Insure Tennessee contains elements that the federal government has approved for other state waivers.  As in Michigan, for example, newly eligible Tennesseans with incomes above the poverty line would make monthly contributions to individual accounts to cover their premiums and cost-sharing charges.  As in New Hampshire, newly eligible Tennesseans who had an offer of coverage from their employer but couldn’t afford the premiums would get help buying it.

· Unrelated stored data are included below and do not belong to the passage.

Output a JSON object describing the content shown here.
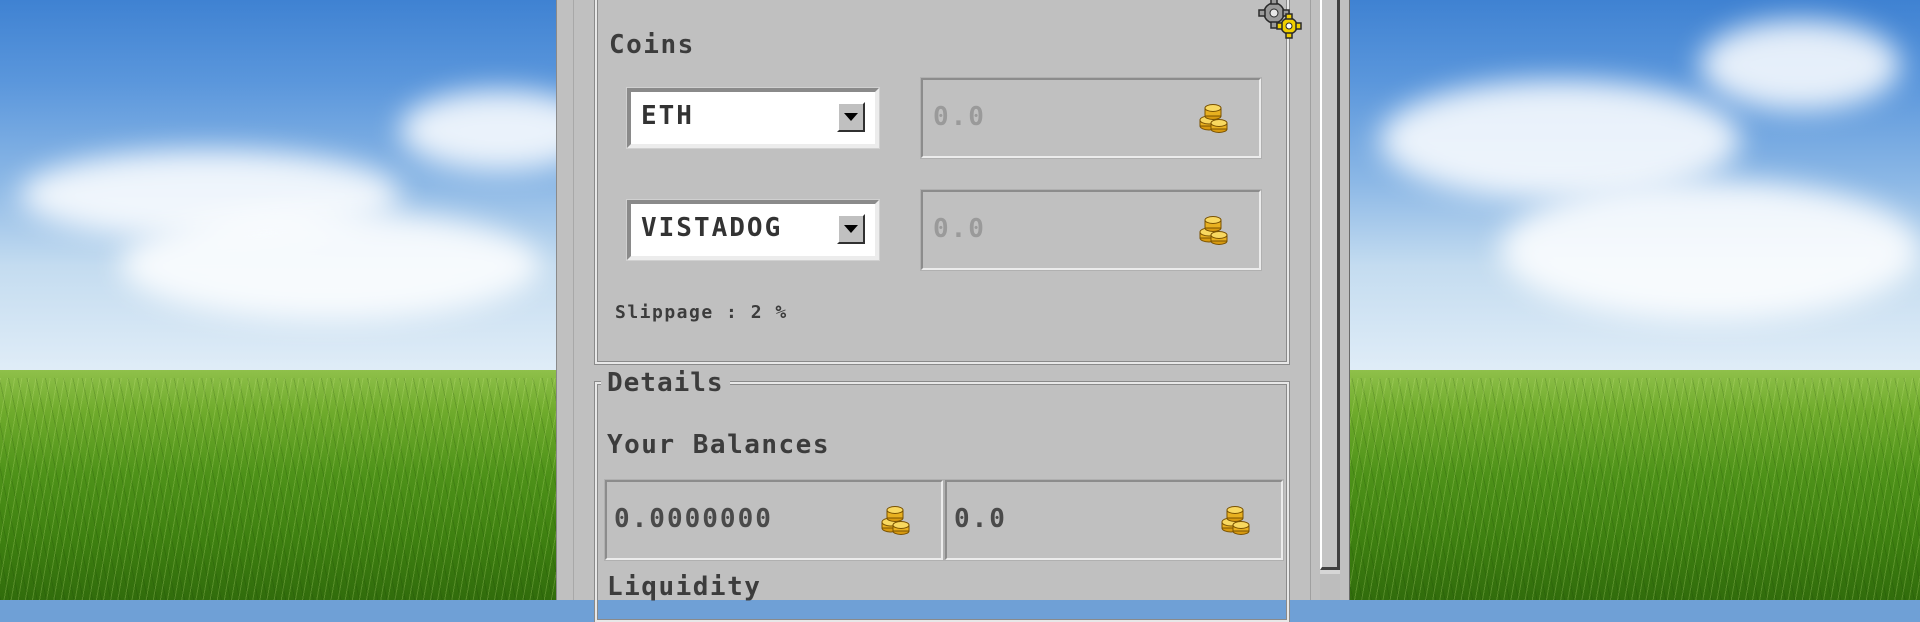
{
  "coins_panel": {
    "title": "Coins",
    "from_token": {
      "selected": "ETH",
      "amount": "0.0"
    },
    "to_token": {
      "selected": "VISTADOG",
      "amount": "0.0"
    },
    "slippage_label": "Slippage : 2 %"
  },
  "details_panel": {
    "title": "Details",
    "balances_label": "Your Balances",
    "balance_from": "0.0000000",
    "balance_to": "0.0",
    "liquidity_label": "Liquidity"
  },
  "icons": {
    "settings": "gear-settings-icon",
    "coins": "coin-stack-icon"
  },
  "colors": {
    "window_bg": "#c0c0c0",
    "text": "#3c3c3c",
    "disabled_text": "#9a9a9a",
    "coin_gold": "#e0a820"
  }
}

To date, only three southern states have expanded Medicaid, which means most of the region isn’t experiencing the positive impacts from expansion.  The Kaiser Family Foundation reported that 86 percent of Americans in the “coverage gap” — with incomes too high for Medicaid but too low for federal subsidies to buy coverage through the marketplace — live in the South.

Among the three southern states that have expanded Medicaid, Arkansas and Kentucky report the nation’s largest drops in their uninsured rates this year (10.1 and 8.5 percentage points, respectively), and West Virginia’s uninsured rate has dropped 5.7 points.

Elsewhere in the South, Virginia Governor Terry McAuliffe will include a Medicaid expansion in his forthcoming budget, North Carolina Governor Pat McCrory has softened his opposition to expansion, and a group of Florida business leaders have unveiled their own expansion proposal.  These states, along with Tennessee, could take a big step toward closing the nation’s coverage gap.